Anyway, all distractions are welcome here, especially as my default MO appears to be to Jackdaw from one shiny thing to the next and back. It seems to work for me. It must annoying for coworkers. Especially as I should have been paying attention to a really neat collaboration with a workwear developer (it’s all work, etc. here right now) and we’re at that really exciting stage of getting to look at actual prototypes of the wardrobe that’s being designed for our clients.

Or rather, not ‘prototype’ - forgive me, sartorialists - but ‘toile’.

What a wonderful word. I’d completely forgotten about it, which I think I can forgive myself for. It’s been a good three decades since I worked anywhere near the fashion sector (lucky for the sector.)

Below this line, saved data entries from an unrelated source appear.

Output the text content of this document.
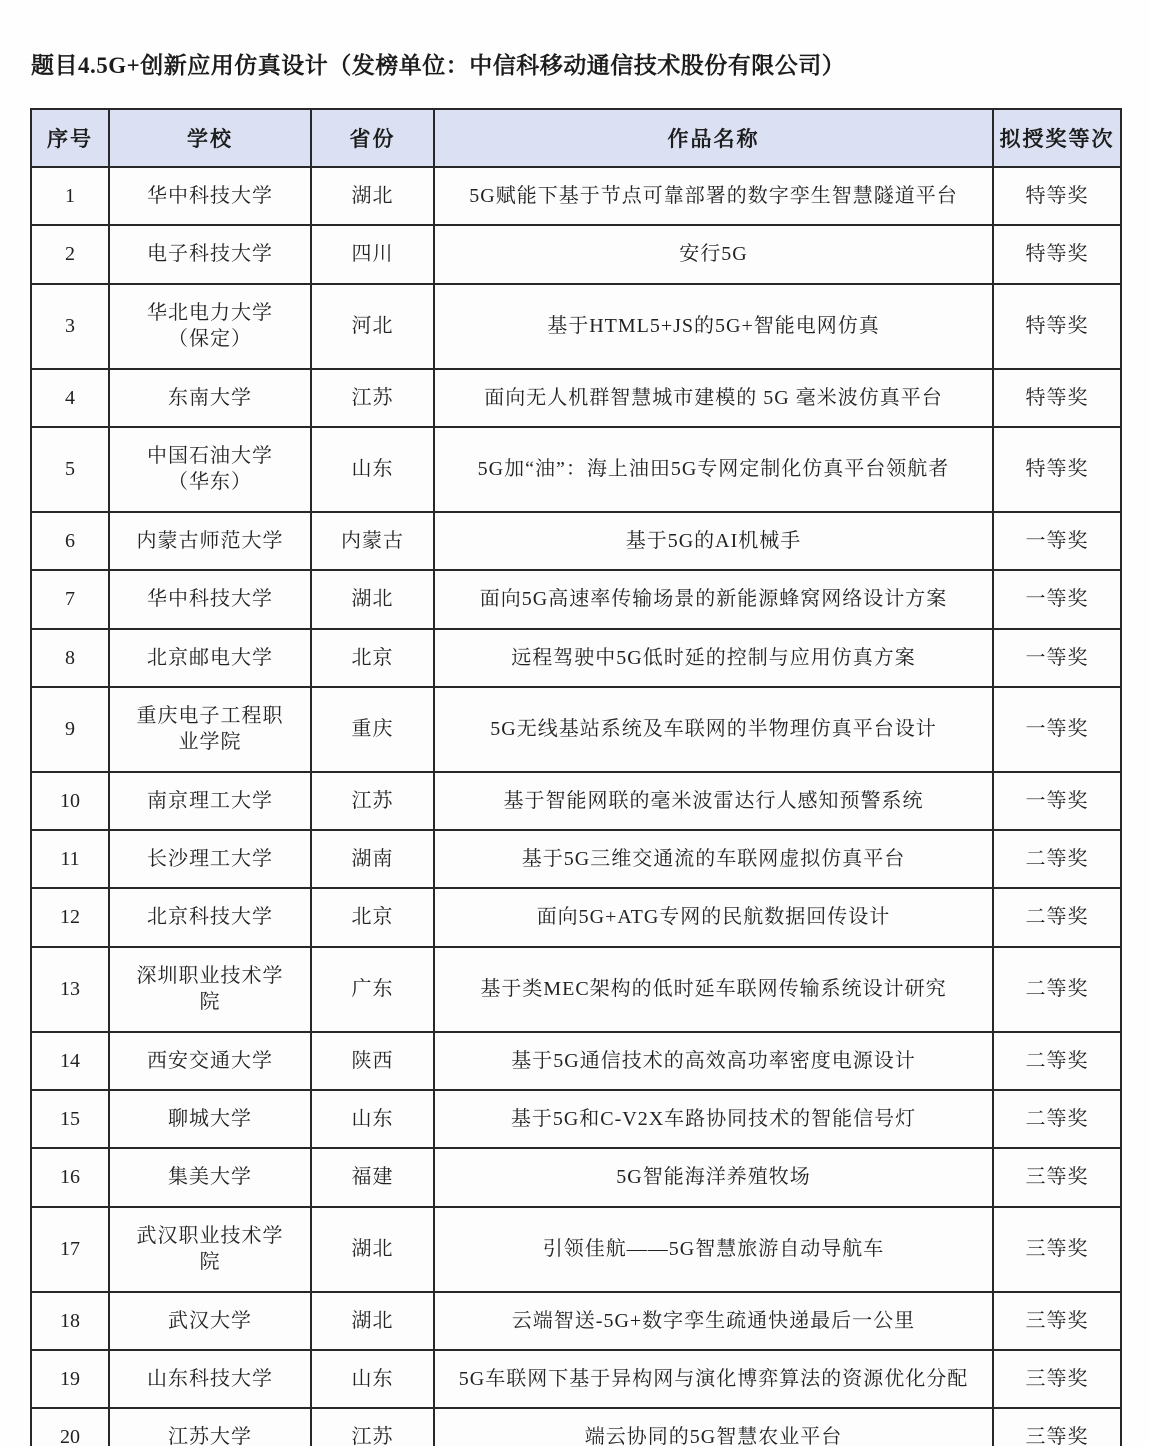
题目4.5G+创新应用仿真设计（发榜单位：中信科移动通信技术股份有限公司）
序号	学校	省份	作品名称	拟授奖等次
1	华中科技大学	湖北	5G赋能下基于节点可靠部署的数字孪生智慧隧道平台	特等奖
2	电子科技大学	四川	安行5G	特等奖
3	华北电力大学（保定）	河北	基于HTML5+JS的5G+智能电网仿真	特等奖
4	东南大学	江苏	面向无人机群智慧城市建模的 5G 毫米波仿真平台	特等奖
5	中国石油大学（华东）	山东	5G加“油”：海上油田5G专网定制化仿真平台领航者	特等奖
6	内蒙古师范大学	内蒙古	基于5G的AI机械手	一等奖
7	华中科技大学	湖北	面向5G高速率传输场景的新能源蜂窝网络设计方案	一等奖
8	北京邮电大学	北京	远程驾驶中5G低时延的控制与应用仿真方案	一等奖
9	重庆电子工程职业学院	重庆	5G无线基站系统及车联网的半物理仿真平台设计	一等奖
10	南京理工大学	江苏	基于智能网联的毫米波雷达行人感知预警系统	一等奖
11	长沙理工大学	湖南	基于5G三维交通流的车联网虚拟仿真平台	二等奖
12	北京科技大学	北京	面向5G+ATG专网的民航数据回传设计	二等奖
13	深圳职业技术学院	广东	基于类MEC架构的低时延车联网传输系统设计研究	二等奖
14	西安交通大学	陕西	基于5G通信技术的高效高功率密度电源设计	二等奖
15	聊城大学	山东	基于5G和C-V2X车路协同技术的智能信号灯	二等奖
16	集美大学	福建	5G智能海洋养殖牧场	三等奖
17	武汉职业技术学院	湖北	引领佳航——5G智慧旅游自动导航车	三等奖
18	武汉大学	湖北	云端智送-5G+数字孪生疏通快递最后一公里	三等奖
19	山东科技大学	山东	5G车联网下基于异构网与演化博弈算法的资源优化分配	三等奖
20	江苏大学	江苏	端云协同的5G智慧农业平台	三等奖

A toile is “an early version of a finished garment made up in cheap material so that the design can be tested and perfected.” Can’t think of a better simile for almost all the things I do (including churning out this nonsense) but especially struck a chord, as a while back I worked with someone who coined (or at least claimed to have had) a neat metaphorical framework for visual languages - ‘brand wardrobes’ (the idea being along the lines of having different ‘outfits’ for difference audiences or occasions. 

Recalling it now, I think it might still bear scrutiny. In fact, I’ll dig it out and see how kind time has been, to a style of thinking of the moment.